Would I do it again. Sigh. Yes. I’ve considered doing it several times, but I just haven’t committed myself to it. It does take a lot of time to plan out all your meals and snacks, and often times I had to do home-made versions of some foods so I could eat it. Our grocery bill went up some during this time because I had to have the substitutes, or buy all the ingredients for some things.

Since doing this elimination diet, I’ve discovered a few specific foods that trigger a reaction. I still have problems though which is no fun. If I’m not in pain or running to the bathroom, I feel fatigued or have brain-fog. I’m still working on cleaning up my diet. Even if these foods I eliminated from my diet aren’t directly causing my problems, I feel like I could feel much better without them. Some days I let it get me down, but because I’m annoyingly optimistic, I don’t let it get to me for too long!

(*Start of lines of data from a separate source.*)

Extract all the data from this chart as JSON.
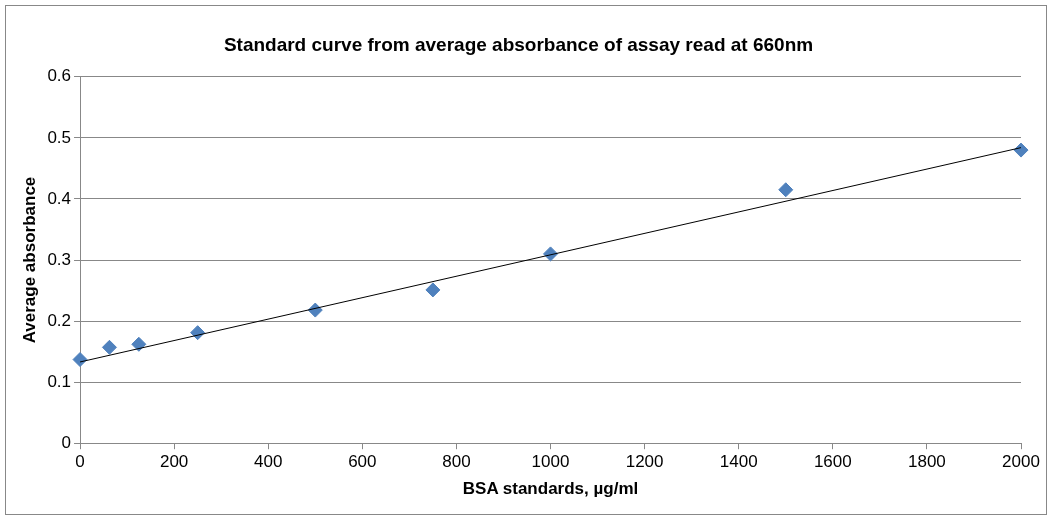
{
  "chart_data": {
    "type": "scatter",
    "title": "Standard curve from average absorbance of assay read at 660nm",
    "xlabel": "BSA standards, µg/ml",
    "ylabel": "Average absorbance",
    "xlim": [
      0,
      2000
    ],
    "xticks": [
      0,
      200,
      400,
      600,
      800,
      1000,
      1200,
      1400,
      1600,
      1800,
      2000
    ],
    "ylim": [
      0,
      0.6
    ],
    "yticks": [
      0,
      0.1,
      0.2,
      0.3,
      0.4,
      0.5,
      0.6
    ],
    "grid": "y",
    "legend": false,
    "marker": "diamond",
    "series": [
      {
        "color": "#4f81bd",
        "x": [
          0,
          62.5,
          125,
          250,
          500,
          750,
          1000,
          1500,
          2000
        ],
        "values": [
          0.137,
          0.157,
          0.162,
          0.181,
          0.218,
          0.251,
          0.31,
          0.415,
          0.48
        ]
      },
      {
        "type": "line",
        "color": "#000000",
        "marker": "none",
        "x": [
          0,
          2000
        ],
        "values": [
          0.133,
          0.484
        ]
      }
    ]
  }
}
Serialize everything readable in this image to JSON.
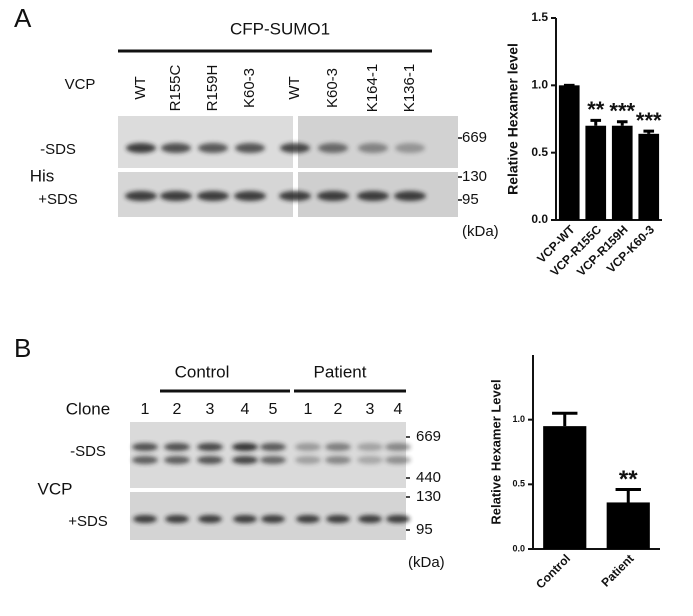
{
  "panels": [
    {
      "label": "A",
      "construct": "CFP-SUMO1",
      "row_label": "VCP",
      "lanes": [
        "WT",
        "R155C",
        "R159H",
        "K60-3",
        "WT",
        "K60-3",
        "K164-1",
        "K136-1"
      ],
      "conditions": [
        "-SDS",
        "+SDS"
      ],
      "antibody": "His",
      "markers": [
        "669",
        "130",
        "95"
      ],
      "unit": "(kDa)"
    },
    {
      "label": "B",
      "groups": [
        "Control",
        "Patient"
      ],
      "row_label": "Clone",
      "lanes": [
        "1",
        "2",
        "3",
        "4",
        "5",
        "1",
        "2",
        "3",
        "4"
      ],
      "conditions": [
        "-SDS",
        "+SDS"
      ],
      "antibody": "VCP",
      "markers": [
        "669",
        "440",
        "130",
        "95"
      ],
      "unit": "(kDa)"
    }
  ],
  "chart_data": [
    {
      "type": "bar",
      "ylabel": "Relative Hexamer level",
      "categories": [
        "VCP-WT",
        "VCP-R155C",
        "VCP-R159H",
        "VCP-K60-3"
      ],
      "values": [
        1.0,
        0.7,
        0.7,
        0.64
      ],
      "errors": [
        0,
        0.04,
        0.03,
        0.02
      ],
      "annotations": [
        null,
        "**",
        "***",
        "***"
      ],
      "color": "#000000",
      "ylim": [
        0,
        1.5
      ],
      "yticks": [
        {
          "value": 0,
          "label": "0.0"
        },
        0.5,
        {
          "value": 1,
          "label": "1.0"
        },
        1.5
      ]
    },
    {
      "type": "bar",
      "ylabel": "Relative Hexamer Level",
      "categories": [
        "Control",
        "Patient"
      ],
      "values": [
        0.95,
        0.36
      ],
      "errors": [
        0.1,
        0.1
      ],
      "annotations": [
        null,
        "**"
      ],
      "color": "#000000",
      "ylim": [
        0,
        1.5
      ],
      "yticks": [
        {
          "value": 0,
          "label": "0.0"
        },
        0.5,
        {
          "value": 1,
          "label": "1.0"
        }
      ]
    }
  ]
}
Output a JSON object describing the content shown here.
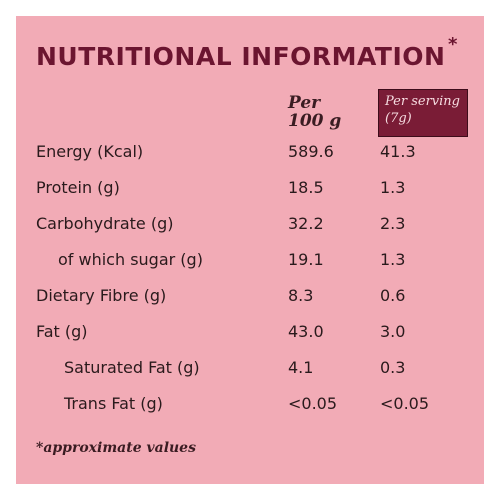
{
  "title": "NUTRITIONAL INFORMATION",
  "title_mark": "*",
  "headers": {
    "per100_line1": "Per",
    "per100_line2": "100 g",
    "serving_line1": "Per serving",
    "serving_line2": "(7g)"
  },
  "rows": [
    {
      "label": "Energy (Kcal)",
      "per100": "589.6",
      "per_serving": "41.3"
    },
    {
      "label": "Protein (g)",
      "per100": "18.5",
      "per_serving": "1.3"
    },
    {
      "label": "Carbohydrate (g)",
      "per100": "32.2",
      "per_serving": "2.3"
    },
    {
      "label": "of which sugar (g)",
      "per100": "19.1",
      "per_serving": "1.3"
    },
    {
      "label": "Dietary Fibre (g)",
      "per100": "8.3",
      "per_serving": "0.6"
    },
    {
      "label": "Fat (g)",
      "per100": "43.0",
      "per_serving": "3.0"
    },
    {
      "label": "Saturated Fat (g)",
      "per100": "4.1",
      "per_serving": "0.3"
    },
    {
      "label": "Trans Fat (g)",
      "per100": "<0.05",
      "per_serving": "<0.05"
    }
  ],
  "footnote": "*approximate values",
  "colors": {
    "background": "#f2abb6",
    "title": "#6b1530",
    "header_box": "#7a1c36",
    "text": "#2a1a1c"
  }
}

When I prepared myself for the diet, I found a ton of recipes. I wrote down all the things I wanted to try and my ideas for snacks, substitutions, etc. I used this “master” list to help me plan out my meals! I wish I could find some of these recipes I used to share, but after almost an hour of carefully going through my Pinterest boards, I couldn’t find them! I’m sure if you Google a recipe, you’ll find something. I do have some of these recipes in my book Monday Motivation. (Had to make a plug!) Here is a small sample:


Some other things I tried:


  • Steel cut oatmeal (oatmeal itself is gluten free, but it can come in contact with gluten grains. Those with an intolerance to gluten need to be careful!)
  • Vanilla chia seed pudding
  • Egg baked in an avocado (once I started eating eggs)
  • Oatmeal with egg white and peanut butter
  • Eggs. All the eggs. So many eggs.

Lunch/ Dinner

  • Soups
  • BBQ (no buns and check labels for sauces and condiments!)
  • Salads (check dressing labels!)
  • Smoothies
  • Rice and bean based meals
  • Chicken, beef, etc


  • Fruit
  • Veggies
  • Trail mix
  • Seeds (sunflower, pumpkin, etc)
  • Potato chips (You can still have some fun!)
  • Rice cakes with peanut butter


  • Mustard
  • Ketchup (check labels!)
  • Mayonnaise (It took some time to find a brand that didn’t use soy. I wish I could remember what brand I used, but I remember I found it at Target and it used olive oil.)
  • Homemade balsamic vinaigrette
  • Homemade peanut butter

1 Comment

  1. My biggest problems come from butter/garlic/flour combos. It seems to be the combination. I also wonder if in the process of healing, the gut has to go through more ‘withdrawal’ symptoms and you seem to be sicker before you recover, which makes it hard to tell what was a trigger if you are sicker w/o it, but with the right healing would get well if you stayed off it long enough. Did that make any sense? Pretty sure that use of antibiotics kills the good bacteria that kept it from happening in the first place, but once that good bacteria is gone, how do you replace it? (ok, I have heard of one thing, but am not even mentioning it, much less recommending it.) Which means the good bacteria aren’t there to hold the bad bacteria in check, so maybe they multiply till they hit the line, and then…Well, modern life has us in a pickle. Go Monday Motivation!!! I am ordering it as soon as I get Matthew to help me!!!